Angeborener Abwehrmechanismus gegen HIV identifiziert: Körpereigenes Protein wirkt als antiviraler Faktor
Forschende der Ulmer Uniklinik haben mit einer Arbeitsgruppe des Walter Reed Army Institute of Research in den USA erstmals durch Einzelzellanalysen von Blutproben aus HIV-Patienten einen antiviralen Faktor identifiziert. Die Wissenschaft hat zwar bereits viele antivirale Mechanismen beschrieben, allerdings ist unklar, welche zellulären Faktoren das Humane Immundefizienz-Virus 1 (HIV-1) tatsächlich in Infizierten kontrollieren. Das Team zeigte, dass eine effektive Produktion des zellulären Proteins Prothymosin alpha mit einer verminderten Produktion von HIV-1 in den Blutzellen der Patientinnen und Patienten korreliert. Die Ergebnisse wurden in „Science Translational Medicine“ veröffentlicht.

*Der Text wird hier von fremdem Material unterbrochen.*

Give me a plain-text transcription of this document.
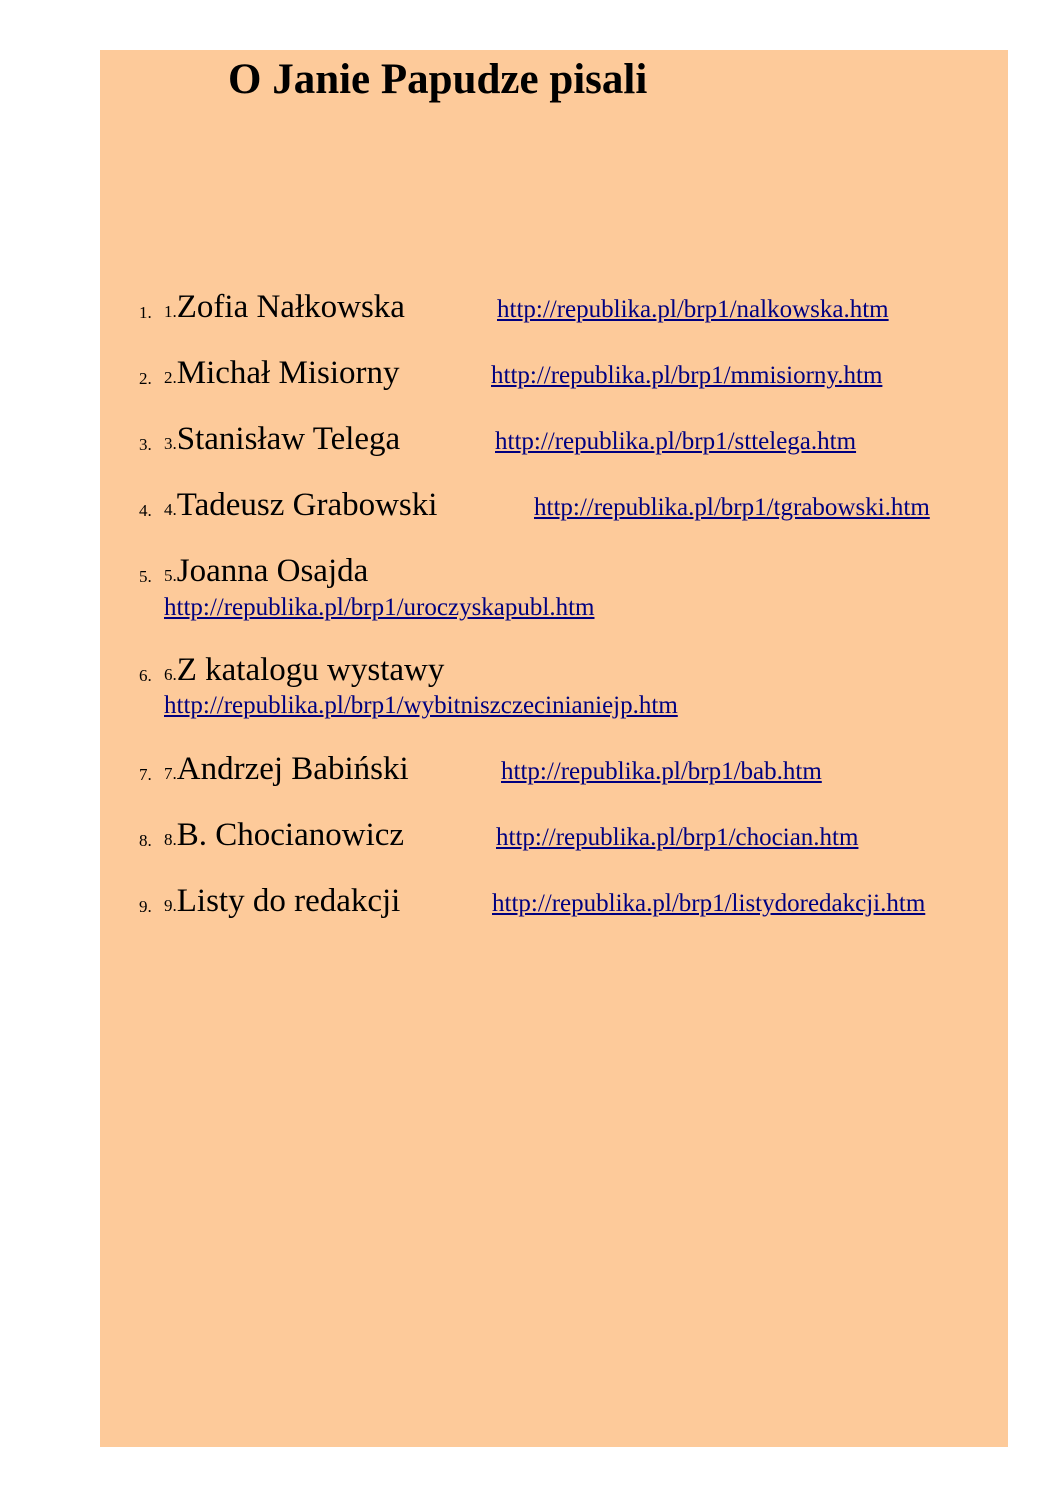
O Janie Papudze pisali
1. 1.Zofia Nałkowska	http://republika.pl/brp1/nalkowska.htm
2. 2.Michał Misiorny	http://republika.pl/brp1/mmisiorny.htm
3. 3.Stanisław Telega	http://republika.pl/brp1/sttelega.htm
4. 4.Tadeusz Grabowski	http://republika.pl/brp1/tgrabowski.htm
5. 5.Joanna Osajda
http://republika.pl/brp1/uroczyskapubl.htm
6. 6.Z katalogu wystawy
http://republika.pl/brp1/wybitniszczecinianiejp.htm
7. 7.Andrzej Babiński	http://republika.pl/brp1/bab.htm
8. 8.B. Chocianowicz	http://republika.pl/brp1/chocian.htm
9. 9.Listy do redakcji	http://republika.pl/brp1/listydoredakcji.htm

Die Wissenschaftlerinnen und Wissenschaftler untersuchten Patientenproben aus der akuten und chronischen Phase der HIV-Infektion. Mithilfe von Einzelzell-Transkriptom-Analysen ergründeten sie, wie die Expression von Genen in den Wirtszellen mit der Menge an viraler RNA in den einzelnen Zellen zusammenhängt. Die Ergebnisse legten nahe, dass das zelluläre Protein PTMA die Transkription und Replikation von HIV-1 einschränkt. Dies konnten die Ulmer Promovenden Alexandre Laliberté und Caterina Prelli Bozzo unter Leitung von Professor Frank Kirchhoff, einem der Leiter des Instituts für Molekulare Virologie am Universitätsklinikum Ulm, in Zellkulturexperimenten und mechanistischen Studien bestätigen. „Unsere Ergebnisse deuten darauf hin, dass Prothymosin alpha eine Schlüsselrolle in der körpereigenen Abwehr gegen HIV spielt“, erklärt Professor Frank Kirchhoff. Auf lange Sicht könnten sich daraus neue Ansatzpunkte für antivirale Therapien ergeben.
Die Hemmung der HIV-Transkription spielt eine wichtige Rolle bei der latenten Infektion von langlebigen, sogenannten Gedächtnis-T-Zellen. In dieser ruhenden Form ist das Virus für das Immunsystem und Medikamente kaum erkennbar, kann jedoch wieder aktiv werden, wenn die HIV-Therapie unterbrochen wird. Die latente HIV-Infektion von Gedächtnis-T-Zellen stellt daher ein großes Hindernis für die Heilung dar. Die Blockade von PTMA könnte die Aktivierung dieser ruhenden Viren ermöglichen, um sie angreifbar zu machen und Heilungsstrategien zu verbessern.
Die Forschungsarbeiten wurden von der Deutschen Forschungsgemeinschaft (DFG) im Rahmen des Sonderforschungsbereichs 1279 „Nutzung des menschlichen Peptidoms zur Entwicklung neuer antimikrobieller und anti-Krebs Therapeutika“ und von der Baden-Württemberg Stiftung gefördert. Kooperationspartner waren die Gruppen von Dr. Rasmi Thomas (Walter Reed Army Institute of Research, Silver Springs, Maryland, USA) und Professorin Beatrice H. Hahn (University of Pennsylvania, Philadelphia, USA).
Originalpublikation:
Aviva Geretz, Philip K. Ehrenberg, Robert J. Clifford, Alexandre Laliberté, Caterina Prelli Bozzo, Daina Eiser, Gautam Kundu, Lauren K. Yum, Richard Apps, Matthew Creegan, Mohamed Gunady, Shida Shangguan, Eric Sanders-Buell, Carlo Sacdalan, Nittaya Phanuphak, Sodsai Tovanabutra, Ronnie M. Russell, Frederic Bibollet-Ruche, Merlin L. Robb, Nelson L. Michael, Julie A. Ake, Sandhya Vasan, Denise C. Hsu, Beatrice H. Hahn, Frank Kirchhoff, Rasmi Thomas. Single-cell transcriptomics identifies prothymosin α restriction of HIV-1 in vivo. Sci. Transl. Med.15, eadg0873 (2023).